Contudo, não são apenas os factores económicos que afectam a juventude. Há, também, factores sociais, como as alterações dos papéis sociais no quadro da família, e culturais, como os novos padrões de consumo ou os diferentes padrões de sexualidade que têm vindo a conduzir a mudanças significativas nos processos de transição para a vida adulta, à "emergência de novos estilos de vida e aos ritos de passagem tradicionalmente a eles associados". Podemos observar como os jovens permanecem até mais tarde em casa dos pais ou, pelo menos, economicamente dependentes destes, como as formas de união se têm alterado ; poder-se-á afirmar que está a acontecer uma "desritualização das modalidades tradicionais de passagem para a vida adulta, com uma correspondente reversibilidade das trajectórias juvenis" (Pais ; 1997).
E qual o papel da educação neste processo?
A educação poderá ser o meio, no dizer de Giddens, que permitirá antecipar o futuro num tempo que é o quotidiano e num espaço que é a cidadania. Por outras palavras, a educação tem condições para mobilizar os jovens num processo de reflexão, auto-realização e intervenção que lhes permita compreender o mundo à sua volta e perspectivar o futuro. Aqui cabe um papel importante à Educação para o Desenvolvimento, porque esta poderá contribuir para conferir "um novo sentido às descontinuidades da experiência quotidiana dos jovens cidadãos". Como? Envolvendo os jovens num "processo de participação, de auto-aprendizagem" num dado território e num dado contexto social e cultural que "potencie a relação, com uma escala adequada à vida quotidiana, do sujeito com a comunidade, com a sociedade e com o mundo".
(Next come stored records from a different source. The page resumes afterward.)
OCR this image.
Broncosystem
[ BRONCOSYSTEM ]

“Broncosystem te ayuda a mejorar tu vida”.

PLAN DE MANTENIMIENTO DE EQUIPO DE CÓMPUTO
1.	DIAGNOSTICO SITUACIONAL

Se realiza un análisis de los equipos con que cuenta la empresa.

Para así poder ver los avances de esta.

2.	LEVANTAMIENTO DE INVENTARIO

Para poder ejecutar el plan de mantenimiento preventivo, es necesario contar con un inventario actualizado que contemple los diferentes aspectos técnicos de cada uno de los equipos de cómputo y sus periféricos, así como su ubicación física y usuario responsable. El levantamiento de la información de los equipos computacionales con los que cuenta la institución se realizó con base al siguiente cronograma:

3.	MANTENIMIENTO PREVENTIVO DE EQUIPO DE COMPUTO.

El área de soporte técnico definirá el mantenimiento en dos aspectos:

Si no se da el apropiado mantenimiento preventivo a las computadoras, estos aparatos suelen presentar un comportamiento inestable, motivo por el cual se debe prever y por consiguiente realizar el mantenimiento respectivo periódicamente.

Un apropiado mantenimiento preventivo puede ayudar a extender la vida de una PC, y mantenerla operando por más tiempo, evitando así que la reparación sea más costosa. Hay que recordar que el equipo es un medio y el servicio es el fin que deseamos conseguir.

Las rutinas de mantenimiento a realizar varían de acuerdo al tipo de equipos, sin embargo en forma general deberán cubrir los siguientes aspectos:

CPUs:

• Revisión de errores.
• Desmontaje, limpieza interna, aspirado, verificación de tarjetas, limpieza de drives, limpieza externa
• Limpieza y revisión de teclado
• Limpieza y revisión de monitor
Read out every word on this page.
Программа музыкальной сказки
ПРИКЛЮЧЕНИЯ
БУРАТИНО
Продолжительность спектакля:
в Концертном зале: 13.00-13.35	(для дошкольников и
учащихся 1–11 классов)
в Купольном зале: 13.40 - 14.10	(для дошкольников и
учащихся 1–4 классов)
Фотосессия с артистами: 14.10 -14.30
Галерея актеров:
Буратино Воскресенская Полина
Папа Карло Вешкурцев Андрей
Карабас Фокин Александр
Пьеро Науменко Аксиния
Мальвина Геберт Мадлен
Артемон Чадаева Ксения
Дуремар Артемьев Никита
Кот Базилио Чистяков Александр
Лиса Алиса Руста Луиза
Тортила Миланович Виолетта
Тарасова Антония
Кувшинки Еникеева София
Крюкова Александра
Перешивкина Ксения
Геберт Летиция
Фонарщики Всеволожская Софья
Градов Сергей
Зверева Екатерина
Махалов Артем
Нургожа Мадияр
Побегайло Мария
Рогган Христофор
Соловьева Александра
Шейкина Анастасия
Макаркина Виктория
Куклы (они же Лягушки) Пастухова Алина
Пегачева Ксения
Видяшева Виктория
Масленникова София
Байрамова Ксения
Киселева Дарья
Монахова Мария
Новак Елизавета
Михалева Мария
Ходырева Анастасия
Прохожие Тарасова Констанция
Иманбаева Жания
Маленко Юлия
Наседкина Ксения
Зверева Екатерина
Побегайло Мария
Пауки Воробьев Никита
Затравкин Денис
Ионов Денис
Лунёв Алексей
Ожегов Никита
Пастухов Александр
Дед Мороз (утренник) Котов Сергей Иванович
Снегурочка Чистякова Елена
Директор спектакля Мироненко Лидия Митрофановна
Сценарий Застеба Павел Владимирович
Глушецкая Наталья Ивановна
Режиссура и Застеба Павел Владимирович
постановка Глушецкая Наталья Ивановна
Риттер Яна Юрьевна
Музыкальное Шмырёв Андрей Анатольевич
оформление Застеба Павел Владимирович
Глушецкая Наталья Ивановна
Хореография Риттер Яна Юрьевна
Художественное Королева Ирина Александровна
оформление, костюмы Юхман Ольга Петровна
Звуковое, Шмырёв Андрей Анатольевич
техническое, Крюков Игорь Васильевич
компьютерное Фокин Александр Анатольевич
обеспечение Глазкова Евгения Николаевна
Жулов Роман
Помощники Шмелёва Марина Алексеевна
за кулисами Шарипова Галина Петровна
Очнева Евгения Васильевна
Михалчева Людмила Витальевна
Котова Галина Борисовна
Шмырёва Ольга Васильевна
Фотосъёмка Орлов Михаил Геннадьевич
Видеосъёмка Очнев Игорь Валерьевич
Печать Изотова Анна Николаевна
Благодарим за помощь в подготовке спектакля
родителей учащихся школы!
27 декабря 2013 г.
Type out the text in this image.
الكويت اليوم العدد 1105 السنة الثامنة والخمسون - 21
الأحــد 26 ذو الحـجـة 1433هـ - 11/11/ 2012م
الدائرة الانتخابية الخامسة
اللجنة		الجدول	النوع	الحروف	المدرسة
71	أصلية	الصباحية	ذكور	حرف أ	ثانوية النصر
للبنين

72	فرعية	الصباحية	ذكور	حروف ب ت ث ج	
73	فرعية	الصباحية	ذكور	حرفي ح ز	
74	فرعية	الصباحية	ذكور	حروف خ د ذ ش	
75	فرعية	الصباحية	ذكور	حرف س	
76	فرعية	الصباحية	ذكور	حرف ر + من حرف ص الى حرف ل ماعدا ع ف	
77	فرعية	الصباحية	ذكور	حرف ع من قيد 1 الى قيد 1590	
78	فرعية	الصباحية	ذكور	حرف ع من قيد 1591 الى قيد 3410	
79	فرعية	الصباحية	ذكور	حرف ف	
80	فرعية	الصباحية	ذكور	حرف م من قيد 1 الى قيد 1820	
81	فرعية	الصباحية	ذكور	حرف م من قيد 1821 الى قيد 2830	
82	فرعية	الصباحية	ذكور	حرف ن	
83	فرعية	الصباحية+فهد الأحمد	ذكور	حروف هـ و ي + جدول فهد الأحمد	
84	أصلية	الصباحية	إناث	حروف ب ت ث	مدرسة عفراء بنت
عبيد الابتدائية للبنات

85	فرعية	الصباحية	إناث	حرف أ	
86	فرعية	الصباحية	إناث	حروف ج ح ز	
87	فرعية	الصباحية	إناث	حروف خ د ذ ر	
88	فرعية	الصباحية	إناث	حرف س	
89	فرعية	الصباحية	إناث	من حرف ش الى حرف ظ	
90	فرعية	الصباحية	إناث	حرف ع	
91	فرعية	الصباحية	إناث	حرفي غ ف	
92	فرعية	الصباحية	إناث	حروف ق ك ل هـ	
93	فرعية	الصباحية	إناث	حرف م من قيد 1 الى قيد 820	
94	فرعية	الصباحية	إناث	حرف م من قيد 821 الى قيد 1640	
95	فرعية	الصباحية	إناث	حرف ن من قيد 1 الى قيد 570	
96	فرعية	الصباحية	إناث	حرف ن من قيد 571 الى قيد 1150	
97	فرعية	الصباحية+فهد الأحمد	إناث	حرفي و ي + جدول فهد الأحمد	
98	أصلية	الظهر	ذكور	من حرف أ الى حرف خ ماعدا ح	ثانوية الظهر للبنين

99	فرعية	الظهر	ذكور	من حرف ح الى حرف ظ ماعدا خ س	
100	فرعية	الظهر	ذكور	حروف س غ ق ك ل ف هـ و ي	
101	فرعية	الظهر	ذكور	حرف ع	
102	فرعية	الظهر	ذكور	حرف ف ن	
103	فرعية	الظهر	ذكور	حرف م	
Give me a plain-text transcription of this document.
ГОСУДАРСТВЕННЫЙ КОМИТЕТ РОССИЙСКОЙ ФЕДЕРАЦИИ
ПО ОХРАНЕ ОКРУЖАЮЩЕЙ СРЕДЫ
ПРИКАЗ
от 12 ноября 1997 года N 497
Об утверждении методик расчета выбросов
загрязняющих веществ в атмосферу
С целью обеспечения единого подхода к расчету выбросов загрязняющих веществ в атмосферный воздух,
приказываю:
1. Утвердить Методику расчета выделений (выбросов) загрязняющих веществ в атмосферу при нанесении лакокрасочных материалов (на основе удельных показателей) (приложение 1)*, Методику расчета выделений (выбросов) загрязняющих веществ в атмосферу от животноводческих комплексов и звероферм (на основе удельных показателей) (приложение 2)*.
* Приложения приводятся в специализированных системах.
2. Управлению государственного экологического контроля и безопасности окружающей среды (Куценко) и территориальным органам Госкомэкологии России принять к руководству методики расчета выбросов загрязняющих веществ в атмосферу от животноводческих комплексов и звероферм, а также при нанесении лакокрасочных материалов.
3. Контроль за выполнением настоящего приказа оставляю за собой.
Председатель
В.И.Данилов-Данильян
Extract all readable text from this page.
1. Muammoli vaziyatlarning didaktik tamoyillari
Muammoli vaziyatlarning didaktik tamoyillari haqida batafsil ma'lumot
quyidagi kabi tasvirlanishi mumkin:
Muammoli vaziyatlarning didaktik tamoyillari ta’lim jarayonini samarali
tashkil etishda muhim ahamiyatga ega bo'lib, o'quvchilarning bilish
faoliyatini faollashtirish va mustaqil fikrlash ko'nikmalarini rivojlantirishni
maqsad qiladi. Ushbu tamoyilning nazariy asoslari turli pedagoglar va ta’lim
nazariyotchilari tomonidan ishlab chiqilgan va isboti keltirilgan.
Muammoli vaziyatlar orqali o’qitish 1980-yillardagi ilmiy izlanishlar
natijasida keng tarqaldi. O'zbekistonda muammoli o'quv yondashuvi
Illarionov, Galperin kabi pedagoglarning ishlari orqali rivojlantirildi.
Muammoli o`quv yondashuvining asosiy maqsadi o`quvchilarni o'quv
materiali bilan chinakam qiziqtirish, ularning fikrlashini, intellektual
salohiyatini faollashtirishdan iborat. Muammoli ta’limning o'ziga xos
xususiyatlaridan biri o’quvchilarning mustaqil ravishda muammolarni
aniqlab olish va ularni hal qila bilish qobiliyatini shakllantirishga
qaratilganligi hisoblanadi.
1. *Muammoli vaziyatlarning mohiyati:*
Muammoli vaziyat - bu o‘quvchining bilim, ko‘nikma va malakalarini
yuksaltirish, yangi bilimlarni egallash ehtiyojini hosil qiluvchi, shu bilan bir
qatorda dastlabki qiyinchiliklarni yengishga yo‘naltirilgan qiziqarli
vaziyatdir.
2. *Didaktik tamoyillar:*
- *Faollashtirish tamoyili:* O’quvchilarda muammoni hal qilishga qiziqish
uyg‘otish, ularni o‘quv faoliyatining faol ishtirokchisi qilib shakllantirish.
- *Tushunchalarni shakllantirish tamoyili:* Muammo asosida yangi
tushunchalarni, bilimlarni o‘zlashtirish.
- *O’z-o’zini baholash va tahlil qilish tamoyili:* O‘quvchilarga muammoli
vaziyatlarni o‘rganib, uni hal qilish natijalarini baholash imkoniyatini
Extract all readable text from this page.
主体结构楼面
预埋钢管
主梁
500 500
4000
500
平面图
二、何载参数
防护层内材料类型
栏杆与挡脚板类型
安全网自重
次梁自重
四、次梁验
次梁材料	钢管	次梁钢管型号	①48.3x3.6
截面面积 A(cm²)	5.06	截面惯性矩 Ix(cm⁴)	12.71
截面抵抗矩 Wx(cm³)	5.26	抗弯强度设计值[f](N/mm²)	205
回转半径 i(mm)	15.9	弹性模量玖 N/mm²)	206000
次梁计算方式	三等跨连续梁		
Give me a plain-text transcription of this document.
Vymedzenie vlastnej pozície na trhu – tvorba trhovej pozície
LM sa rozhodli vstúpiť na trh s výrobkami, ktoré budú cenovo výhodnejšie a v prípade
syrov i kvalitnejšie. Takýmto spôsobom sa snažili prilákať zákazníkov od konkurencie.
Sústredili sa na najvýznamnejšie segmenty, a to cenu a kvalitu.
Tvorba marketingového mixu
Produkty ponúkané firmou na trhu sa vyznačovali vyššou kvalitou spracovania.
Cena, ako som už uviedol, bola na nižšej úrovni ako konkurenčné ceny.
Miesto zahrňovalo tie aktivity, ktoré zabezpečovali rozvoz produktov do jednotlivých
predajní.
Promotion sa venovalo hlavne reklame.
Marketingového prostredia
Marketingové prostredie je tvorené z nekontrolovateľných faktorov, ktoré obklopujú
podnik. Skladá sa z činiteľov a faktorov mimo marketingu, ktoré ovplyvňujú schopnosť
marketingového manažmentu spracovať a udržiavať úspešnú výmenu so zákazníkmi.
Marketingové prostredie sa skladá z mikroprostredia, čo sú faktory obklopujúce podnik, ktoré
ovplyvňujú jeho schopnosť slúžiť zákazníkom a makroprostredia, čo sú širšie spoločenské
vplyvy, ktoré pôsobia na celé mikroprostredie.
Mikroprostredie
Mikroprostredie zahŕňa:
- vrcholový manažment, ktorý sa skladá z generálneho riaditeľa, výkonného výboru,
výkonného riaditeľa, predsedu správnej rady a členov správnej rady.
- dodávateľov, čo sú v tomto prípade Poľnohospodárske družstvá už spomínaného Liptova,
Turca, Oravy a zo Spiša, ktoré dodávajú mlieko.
Não é possível fingir que tudo está bem, que a exclusão não existe ou que se está a trabalhar para que esta diminua ou desapareça. Todos os cidadãos, e os jovens em particular, têm que tomar consciência de que o seu futuro, a nível da comunidade, nacional ou internacional, exige a sua participação e a sua tomada de atitude consciente e construtiva. Neste contexto, a Educação para o Desenvolvimento poderá encontrar o seu campo de acção e de intervenção se, de facto, pretender que, na era da globalização, a sociedade caminha mais no sentido de desenvolver a capacidade de compreender em detrimento da simples acumulação de conhecimentos ou da atitude de mero utilizador ou consumidor ; deverá promover "a aprendizagem crítica, reflectida, quotidiana sobre o desenvolvimento alcançado para pensar o futuro a construir".